Entonces, ¿es el papelón con limón un guarapo? Técnicamente no. Como hemos
advertido, el vocablo guarapo describe un líquido que es menos denso o concentrado de
lo podría ser. La dilución de las azúcares contenidas en la roca de papelón con el ánimo de
preparar una bebida no puede ser más densa de lo debido, pues se transformaría en un
almíbar, lo que no puede nunca emplearse como una bebida. Dicho esto, debemos hacer
una diferenciación geográfica: en el centro y el occidente del país, a la dilución del
papelón con la añadidura de zumo de limón se le llama jugo, pero en oriente se le
denomina guarapo. Esta dualidad sucede porque el oriental es más generalista que el
central; el oriente es menos formal y más de inspiración, es ocurrente y eso se traduce en
cómo emplea el lenguaje para connotar lo que sus sentidos le transmiten: el papelón con
limón semeja mucho a un guarapo de café; ergo, esa vaina es un guarapo.

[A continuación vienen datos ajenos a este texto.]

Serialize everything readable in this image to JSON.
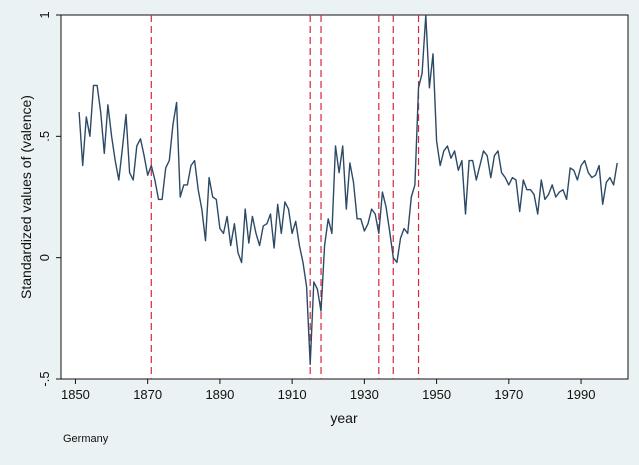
{
  "chart_data": {
    "type": "line",
    "title": "",
    "xlabel": "year",
    "ylabel": "Standardized values of (valence)",
    "note": "Germany",
    "xlim": [
      1846,
      2003
    ],
    "ylim": [
      -0.5,
      1.0
    ],
    "xticks": [
      1850,
      1870,
      1890,
      1910,
      1930,
      1950,
      1970,
      1990
    ],
    "yticks": [
      -0.5,
      0,
      0.5,
      1
    ],
    "ytick_labels": [
      "-.5",
      "0",
      ".5",
      "1"
    ],
    "grid": false,
    "legend": "none",
    "colors": {
      "line": "#2c4a66",
      "vlines": "#d7263d",
      "plot_bg": "#ffffff",
      "page_bg": "#eaf2f3"
    },
    "vertical_lines": [
      1871,
      1915,
      1918,
      1934,
      1938,
      1945
    ],
    "series": [
      {
        "x": [
          1851,
          1852,
          1853,
          1854,
          1855,
          1856,
          1857,
          1858,
          1859,
          1860,
          1861,
          1862,
          1863,
          1864,
          1865,
          1866,
          1867,
          1868,
          1869,
          1870,
          1871,
          1872,
          1873,
          1874,
          1875,
          1876,
          1877,
          1878,
          1879,
          1880,
          1881,
          1882,
          1883,
          1884,
          1885,
          1886,
          1887,
          1888,
          1889,
          1890,
          1891,
          1892,
          1893,
          1894,
          1895,
          1896,
          1897,
          1898,
          1899,
          1900,
          1901,
          1902,
          1903,
          1904,
          1905,
          1906,
          1907,
          1908,
          1909,
          1910,
          1911,
          1912,
          1913,
          1914,
          1915,
          1916,
          1917,
          1918,
          1919,
          1920,
          1921,
          1922,
          1923,
          1924,
          1925,
          1926,
          1927,
          1928,
          1929,
          1930,
          1931,
          1932,
          1933,
          1934,
          1935,
          1936,
          1937,
          1938,
          1939,
          1940,
          1941,
          1942,
          1943,
          1944,
          1945,
          1946,
          1947,
          1948,
          1949,
          1950,
          1951,
          1952,
          1953,
          1954,
          1955,
          1956,
          1957,
          1958,
          1959,
          1960,
          1961,
          1962,
          1963,
          1964,
          1965,
          1966,
          1967,
          1968,
          1969,
          1970,
          1971,
          1972,
          1973,
          1974,
          1975,
          1976,
          1977,
          1978,
          1979,
          1980,
          1981,
          1982,
          1983,
          1984,
          1985,
          1986,
          1987,
          1988,
          1989,
          1990,
          1991,
          1992,
          1993,
          1994,
          1995,
          1996,
          1997,
          1998,
          1999,
          2000
        ],
        "values": [
          0.6,
          0.38,
          0.58,
          0.5,
          0.71,
          0.71,
          0.6,
          0.43,
          0.63,
          0.5,
          0.4,
          0.32,
          0.45,
          0.59,
          0.35,
          0.32,
          0.46,
          0.49,
          0.42,
          0.34,
          0.38,
          0.32,
          0.24,
          0.24,
          0.37,
          0.4,
          0.55,
          0.64,
          0.25,
          0.3,
          0.3,
          0.38,
          0.4,
          0.28,
          0.2,
          0.07,
          0.33,
          0.25,
          0.24,
          0.12,
          0.1,
          0.17,
          0.05,
          0.14,
          0.02,
          -0.02,
          0.2,
          0.06,
          0.17,
          0.1,
          0.05,
          0.13,
          0.14,
          0.18,
          0.04,
          0.22,
          0.1,
          0.23,
          0.2,
          0.1,
          0.15,
          0.05,
          -0.02,
          -0.12,
          -0.44,
          -0.1,
          -0.13,
          -0.22,
          0.05,
          0.16,
          0.1,
          0.46,
          0.35,
          0.46,
          0.2,
          0.39,
          0.31,
          0.16,
          0.16,
          0.11,
          0.14,
          0.2,
          0.18,
          0.1,
          0.27,
          0.21,
          0.11,
          0.0,
          -0.02,
          0.08,
          0.12,
          0.1,
          0.25,
          0.3,
          0.7,
          0.76,
          1.0,
          0.7,
          0.84,
          0.48,
          0.38,
          0.44,
          0.46,
          0.41,
          0.44,
          0.36,
          0.4,
          0.18,
          0.4,
          0.4,
          0.32,
          0.38,
          0.44,
          0.42,
          0.33,
          0.42,
          0.44,
          0.35,
          0.33,
          0.3,
          0.33,
          0.32,
          0.19,
          0.32,
          0.28,
          0.28,
          0.26,
          0.18,
          0.32,
          0.24,
          0.26,
          0.3,
          0.25,
          0.27,
          0.28,
          0.24,
          0.37,
          0.36,
          0.32,
          0.38,
          0.4,
          0.35,
          0.33,
          0.34,
          0.38,
          0.22,
          0.31,
          0.33,
          0.3,
          0.39
        ]
      }
    ]
  }
}
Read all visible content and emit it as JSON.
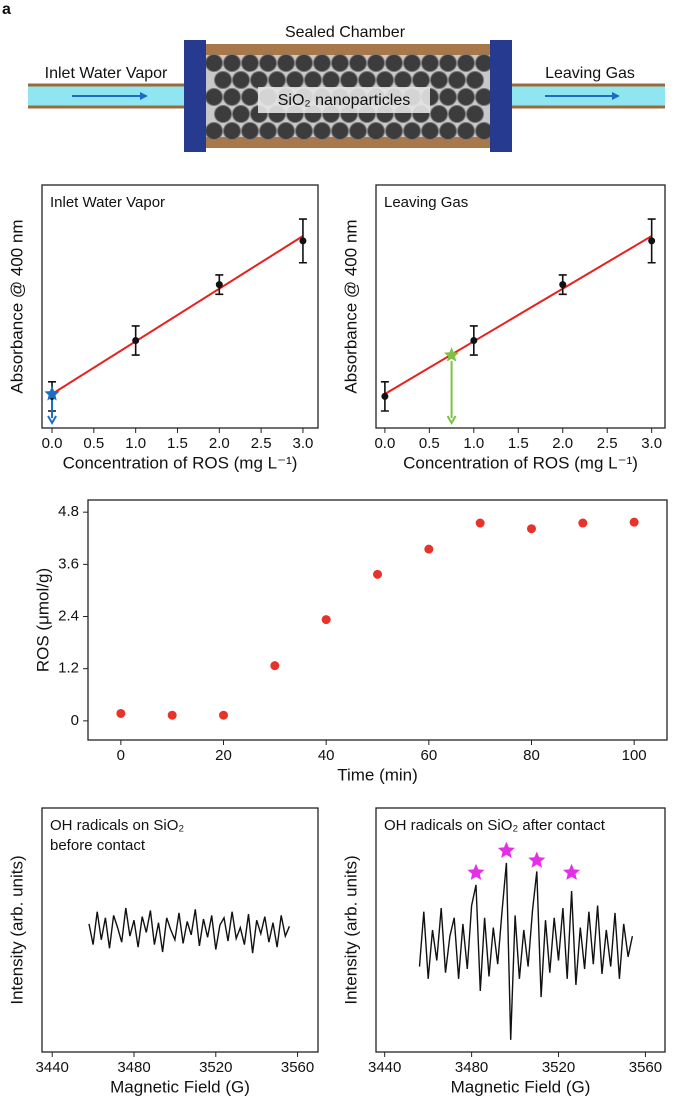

Pero, ¿desde cuándo tomamos guarapo/jugo de papelón con limón? Bueno, desde que los
musulmanes salieron a pasar unas vacaciones en el mediterráneo y les gustó tanto que se
quedaron ochocientos años en la península ibérica. Eso les dio tiempo para establecer sus
costumbres, entre ellas la cultura gastronómica y los cultivos que la surten. Así llegaron la
caña de azúcar y el limón a España; luego España los trae a América, pero las condiciones
geográficas de estas tierras hacen que aquellos cultivos se transformen.

Venezuela se encuentra en el medio del mundo: justo sobre el Ecuador, entre corrientes
oceánicas y vientos que se arremolinan; a medio camino entre el norte y el sur del
continente. Es caribe, pero también es montaña. Es hogar de accidentes geológicos
interesantísimos, pero también es agua dulce que se solaza con casi trescientos
iridiscentes días año tras año; eso cambia la forma en la que los cultivos se desarrollan.
También sucede que hay plantas endémicas, ancestrales, de cuando todos nos
encontrábamos amorochados en Pangea, y esas especies se mezclan, hasta se hibridizan y
mutan, y esos híbridos y esas mutaciones se hacen estables y prolíficas. Esa caña fue
cambiando y lo sigue haciendo, aquí es más robusta porque dispone de más agua, pero
contrario a lo que se puede pensar, no es por ello menos dulce; ¡por el contrario! Esa
constante disponibilidad de agua y sol acelera el metabolismo de la planta y le permite
producir mucha más azúcar que se transformará en tantos y tantos productos; uno de los
primeros, pero menos refinados: el papelón. Diluya éste en agua tibia, agréguele el zumo
de limón persa y obtendrá un jarabe ligerísimo (aguarapao) que resulta tremendamente
refrescante.

Fíjate que hemos recorrido más de 1200 años de historia, hablamos del clima, de la deriva
continental, de biología, política, gastronomía y semiótica, todo eso en tan solo 10
minutos. Los próximos encuentros irán por caminos menos zigzagueantes, prometo
intentarlo.

Tengan buena vida y salud para disfrutarla.